Netflix lowered its expectations from 25 million subscribers to 24 million subscribers, reflecting a loss of customers from the second quarter when the company had 24.59 million domestic subscribers.
Netflix's 3Q forecast would represent the company's first loss in subscribers since the second quarter of 2007 when it lost 55,000 subscribers, according to Business Insider.
The Los Gatos, Calif.-based company expects 21.8 million domestic streaming video subscribers, down slightly from a previous forecast of 22 million.
Netflix anticipates serving 9.8 million streaming-only subscribers, 2.2 million DVD-only customers and 12 million subscribers to both services.
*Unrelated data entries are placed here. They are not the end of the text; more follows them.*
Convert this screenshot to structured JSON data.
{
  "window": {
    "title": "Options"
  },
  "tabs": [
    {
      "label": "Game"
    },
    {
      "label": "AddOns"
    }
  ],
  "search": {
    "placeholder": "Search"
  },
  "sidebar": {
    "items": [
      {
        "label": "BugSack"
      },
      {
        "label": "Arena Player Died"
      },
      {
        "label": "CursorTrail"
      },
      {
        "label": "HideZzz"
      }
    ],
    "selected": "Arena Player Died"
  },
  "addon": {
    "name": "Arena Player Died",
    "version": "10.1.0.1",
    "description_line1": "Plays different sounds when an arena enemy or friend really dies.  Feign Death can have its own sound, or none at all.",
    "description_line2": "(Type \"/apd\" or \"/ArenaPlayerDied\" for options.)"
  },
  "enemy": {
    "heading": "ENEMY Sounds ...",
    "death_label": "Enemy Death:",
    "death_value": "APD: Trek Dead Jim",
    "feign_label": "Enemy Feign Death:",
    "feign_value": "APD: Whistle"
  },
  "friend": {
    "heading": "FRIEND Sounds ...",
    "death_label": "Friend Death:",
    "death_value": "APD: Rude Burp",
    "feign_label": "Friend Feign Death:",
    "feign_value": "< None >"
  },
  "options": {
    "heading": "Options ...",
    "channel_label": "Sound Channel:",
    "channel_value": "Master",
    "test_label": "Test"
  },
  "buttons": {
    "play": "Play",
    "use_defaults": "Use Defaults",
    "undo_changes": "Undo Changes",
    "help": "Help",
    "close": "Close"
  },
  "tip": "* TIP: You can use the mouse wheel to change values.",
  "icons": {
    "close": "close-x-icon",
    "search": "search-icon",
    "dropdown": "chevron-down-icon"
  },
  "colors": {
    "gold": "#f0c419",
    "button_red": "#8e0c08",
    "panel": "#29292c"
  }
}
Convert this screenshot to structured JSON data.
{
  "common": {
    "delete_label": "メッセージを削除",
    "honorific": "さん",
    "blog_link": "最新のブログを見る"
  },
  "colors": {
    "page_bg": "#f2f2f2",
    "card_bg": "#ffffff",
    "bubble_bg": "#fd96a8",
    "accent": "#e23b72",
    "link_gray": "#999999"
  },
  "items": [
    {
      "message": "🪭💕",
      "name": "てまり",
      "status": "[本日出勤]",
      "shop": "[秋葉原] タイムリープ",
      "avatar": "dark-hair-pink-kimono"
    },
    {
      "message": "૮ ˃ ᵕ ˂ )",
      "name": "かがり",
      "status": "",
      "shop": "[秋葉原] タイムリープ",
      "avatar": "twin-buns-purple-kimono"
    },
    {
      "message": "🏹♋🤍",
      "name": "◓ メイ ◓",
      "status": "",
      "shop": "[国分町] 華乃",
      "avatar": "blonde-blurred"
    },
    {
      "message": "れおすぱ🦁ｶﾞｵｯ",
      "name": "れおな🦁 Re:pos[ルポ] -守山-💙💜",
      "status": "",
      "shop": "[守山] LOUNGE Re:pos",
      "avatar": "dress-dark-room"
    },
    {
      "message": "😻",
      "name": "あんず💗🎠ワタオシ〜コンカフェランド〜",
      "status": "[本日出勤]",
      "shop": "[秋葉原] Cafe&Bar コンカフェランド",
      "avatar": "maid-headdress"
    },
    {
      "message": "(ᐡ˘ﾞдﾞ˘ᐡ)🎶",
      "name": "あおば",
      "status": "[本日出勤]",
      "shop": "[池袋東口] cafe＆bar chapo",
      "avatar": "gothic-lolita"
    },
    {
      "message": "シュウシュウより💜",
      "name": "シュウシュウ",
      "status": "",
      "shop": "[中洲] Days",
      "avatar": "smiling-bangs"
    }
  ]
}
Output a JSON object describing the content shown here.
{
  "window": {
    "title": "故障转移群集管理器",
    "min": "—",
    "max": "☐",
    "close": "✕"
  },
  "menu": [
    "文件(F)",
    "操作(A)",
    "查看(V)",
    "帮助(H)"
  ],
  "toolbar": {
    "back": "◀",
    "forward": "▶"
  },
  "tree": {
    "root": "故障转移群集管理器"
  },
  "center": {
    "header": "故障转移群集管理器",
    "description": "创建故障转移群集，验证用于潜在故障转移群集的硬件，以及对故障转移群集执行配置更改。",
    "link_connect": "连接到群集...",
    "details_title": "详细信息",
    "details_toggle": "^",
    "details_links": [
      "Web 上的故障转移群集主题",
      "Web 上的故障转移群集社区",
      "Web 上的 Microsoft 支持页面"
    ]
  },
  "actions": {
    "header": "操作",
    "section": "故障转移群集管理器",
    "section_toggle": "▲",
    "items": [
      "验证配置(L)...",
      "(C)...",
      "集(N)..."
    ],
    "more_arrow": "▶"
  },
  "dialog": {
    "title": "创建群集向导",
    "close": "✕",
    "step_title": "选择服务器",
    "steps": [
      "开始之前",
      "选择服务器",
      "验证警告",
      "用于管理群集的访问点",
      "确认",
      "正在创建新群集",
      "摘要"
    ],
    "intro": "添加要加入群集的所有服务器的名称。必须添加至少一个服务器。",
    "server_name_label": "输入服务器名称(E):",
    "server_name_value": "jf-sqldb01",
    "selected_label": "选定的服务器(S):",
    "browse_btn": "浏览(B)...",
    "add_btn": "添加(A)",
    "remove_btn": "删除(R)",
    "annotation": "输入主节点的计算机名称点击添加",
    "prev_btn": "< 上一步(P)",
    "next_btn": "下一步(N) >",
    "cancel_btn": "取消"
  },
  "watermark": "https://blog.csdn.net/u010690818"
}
On July 25, Netflix had higher expectations for the third quarter, including 10 million streaming-only subscribers and 3 million DVD-only customers.
Netflix’s previous forecast (12 million) for U.S. customers who subscribe to both services hasn’t changed, and the company said its financial guidance remains the same.
In a letter Thursday to shareholders, Netflix executives defended the company’s decision to separate its unlimited streaming and unlimited DVD plans in the United States, which resulted in a 60 percent hike from $9.99 to $15.98 for customers who subscribed to both services.
Netflix CEO Reed Hastings and CFO David Wells said the company’s splitting of services had four purposes, including enabling the company to improve its global streaming service more rapidly and allowing it through revenue growth to license more streaming content.
“We know our decision to split our services has upset many of our subscribers, which we don’t take lightly," Hastings and Wells wrote, “but we believe this split will help us make our services better for subscribers and shareholders for years to come."